After beginning the 2017 with his job hanging on a knife's edge, McGregor on Thursday celebrated a two-year contract extension which will see him stay in charge of the Red V until the end of 2019.

The side's failure to make the top eight last year and a gloomy outlook for 2017 placed him under immediate pressure.

However with his side having entrenched themselves in the top four, the club put pen to paper on an extension.

"It's challenging. I played for my club, played for my country, played for my state. As a player and a coach failure didn't hit me until last year," McGregor said.

"Because the first year of coaching we made the finals in 2015 and it was the first time in four years for the club.

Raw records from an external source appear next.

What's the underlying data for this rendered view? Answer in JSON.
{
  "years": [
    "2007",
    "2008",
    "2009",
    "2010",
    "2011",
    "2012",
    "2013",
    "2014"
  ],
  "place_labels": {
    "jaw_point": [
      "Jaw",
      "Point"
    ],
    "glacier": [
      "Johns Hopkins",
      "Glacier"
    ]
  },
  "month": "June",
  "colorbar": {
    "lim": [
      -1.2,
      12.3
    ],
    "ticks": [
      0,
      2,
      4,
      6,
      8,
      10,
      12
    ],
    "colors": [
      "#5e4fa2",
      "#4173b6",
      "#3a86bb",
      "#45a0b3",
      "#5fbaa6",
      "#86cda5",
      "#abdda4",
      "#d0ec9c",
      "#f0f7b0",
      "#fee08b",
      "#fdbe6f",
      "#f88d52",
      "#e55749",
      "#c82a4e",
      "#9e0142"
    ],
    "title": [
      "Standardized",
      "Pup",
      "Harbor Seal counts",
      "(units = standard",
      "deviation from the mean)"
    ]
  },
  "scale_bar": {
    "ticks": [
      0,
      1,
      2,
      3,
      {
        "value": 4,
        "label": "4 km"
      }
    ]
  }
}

"It was the smack in the mouth I needed and something I took personally and hurt. I knew I needed to undergo some change."

That change came in throwing out a playbook which he admits had become stagnant and boring and relinquishing several responsibilities, including retention and recruitment.

When it came for a season de-brief at the end of 2016, his players told him bluntly that they were unhappy with the manner in which their playing style and game plan had been chopped and changed throughout the season.

So he went back to the drawing board.

"It's about creating a style that fits who we are, not what fits how others play. And for us I thought we had a really dominant forward pack," McGregor said.

"The style we wanted to play was coming off the front foot."

As he strived to save his job over the first few months of the season, McGregor also fought a very private battle after his mother Jean suffered a stroke in February.

Jean, a lifelong Illawarra Steelers and Dragons fan, suffered ill health for several months until she died in late May.

McGregor credited his parents with instilling in him his lifelong love of rugby league as well as the self belief that was required to play and coach at the highest level.

"She was a tough, resilient person. I saw mum cry half a dozen times in her life," McGregor said.

"I feel that she was always there for a chat but she told me what I should hear. Mum treated people like she would like to be treated.

"When you hear that stuff at the time you think 'Yeah mum, yeah mum'. But it's not until you don't get to speak to your mother again that you revisit some of those conversations and you understand what she was saying.

"Where I am now has a lot to do with how mum and dad brought me through."